Dalam prakteknya, keterwakilan ini masih saja menghadapi tantangan dan kesulitan untuk diwujudkan secara sungguh-sungguh. Keterwakilan perempuan masih saja dilihat dalam celah bahasa peraturan perundang-undangan, pilihan diksi “memperhatikan” menjadi tantangan besar dalam upaya menafsirkan dan mewujudkan keterwakilan perempuan secara bermakna. Aksesabilitas perempuan dalam dunia politik masih menjadi tantangan besar, beberapa hal sangat mempengaruhi aksesibilitas atau keterjangkauan itu, sebut saja beberapa seperti: relasi kuasa berbasis identitas jenis kelamin, kesempatan pendidikan politik,  prioritas untuk mewujudkan keterwakilan, serta konsistensi kebijakan dalam mendukung upaya afirmasi.
Inklusivitas dalam Pemilu
Inklusivitas merupakan prasyarat untuk tercapainya cita-cita perjuangan menjadikan Pemilu sebagai pesta demokrasi yang dapat diakses oleh seluruh warga Negara.

Tentu saja warga yang memenuhi persyaratan sebagai pemilih dan dipilih.
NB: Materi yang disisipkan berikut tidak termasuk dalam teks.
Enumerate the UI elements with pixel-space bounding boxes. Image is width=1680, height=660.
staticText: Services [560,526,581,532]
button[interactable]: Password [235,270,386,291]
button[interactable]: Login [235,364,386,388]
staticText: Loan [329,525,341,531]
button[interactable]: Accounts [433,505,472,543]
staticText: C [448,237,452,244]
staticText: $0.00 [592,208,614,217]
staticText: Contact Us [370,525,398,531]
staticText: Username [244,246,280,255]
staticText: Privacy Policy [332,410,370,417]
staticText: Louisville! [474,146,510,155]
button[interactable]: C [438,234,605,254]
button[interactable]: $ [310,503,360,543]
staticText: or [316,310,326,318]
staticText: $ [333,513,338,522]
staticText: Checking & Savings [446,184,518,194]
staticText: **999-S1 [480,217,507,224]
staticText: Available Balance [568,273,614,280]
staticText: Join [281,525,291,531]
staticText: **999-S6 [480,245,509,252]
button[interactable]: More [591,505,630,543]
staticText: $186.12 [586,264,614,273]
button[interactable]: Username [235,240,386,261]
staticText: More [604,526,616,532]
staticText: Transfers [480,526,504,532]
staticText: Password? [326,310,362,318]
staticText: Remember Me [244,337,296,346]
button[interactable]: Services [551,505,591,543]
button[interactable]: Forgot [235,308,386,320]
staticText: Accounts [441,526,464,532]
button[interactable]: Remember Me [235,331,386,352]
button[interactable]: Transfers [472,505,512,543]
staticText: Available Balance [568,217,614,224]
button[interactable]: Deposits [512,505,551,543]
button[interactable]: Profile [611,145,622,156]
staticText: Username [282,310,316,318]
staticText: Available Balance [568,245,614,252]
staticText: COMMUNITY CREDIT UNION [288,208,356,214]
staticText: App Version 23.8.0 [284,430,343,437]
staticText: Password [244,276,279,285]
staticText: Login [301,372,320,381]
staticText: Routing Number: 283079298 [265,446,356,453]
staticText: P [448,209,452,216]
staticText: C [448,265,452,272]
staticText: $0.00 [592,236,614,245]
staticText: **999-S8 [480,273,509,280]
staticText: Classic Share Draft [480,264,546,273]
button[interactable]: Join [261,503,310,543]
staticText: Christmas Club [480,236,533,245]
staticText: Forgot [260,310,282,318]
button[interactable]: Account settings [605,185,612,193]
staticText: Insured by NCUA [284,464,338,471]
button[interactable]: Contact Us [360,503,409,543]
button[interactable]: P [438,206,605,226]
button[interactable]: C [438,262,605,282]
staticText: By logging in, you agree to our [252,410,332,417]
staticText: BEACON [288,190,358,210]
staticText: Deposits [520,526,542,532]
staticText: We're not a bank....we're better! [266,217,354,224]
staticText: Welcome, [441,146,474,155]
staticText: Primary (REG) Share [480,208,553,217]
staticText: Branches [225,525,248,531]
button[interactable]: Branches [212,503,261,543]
Kata inklusif merupakan simbol semangat untuk menjadikan Pemilu bukan hanya dinikmati oleh sebagian orang (ekslusif), tetapi juga dapat dinikmati oleh setiap orang yang memiliki hak.

Tantangan dalam mewujudkan pemilu yang inklusif adalah menjangkau dan menyediakan akses untuk warga negara memiliki beragam perbedaan kondisi fisik, mental, kesehatan,  lokasi tempat tinggal, jarak dari tempat penyelenggaraan, suku, agama, dan lain-lain. Hambatan-hambatan mesti diatasi dan kepentingan warganegara untuk berpartisipasi mesti diakomodir oleh Negara sehingga setiap warganegara benar terlibat dalam pesta Demokrasi.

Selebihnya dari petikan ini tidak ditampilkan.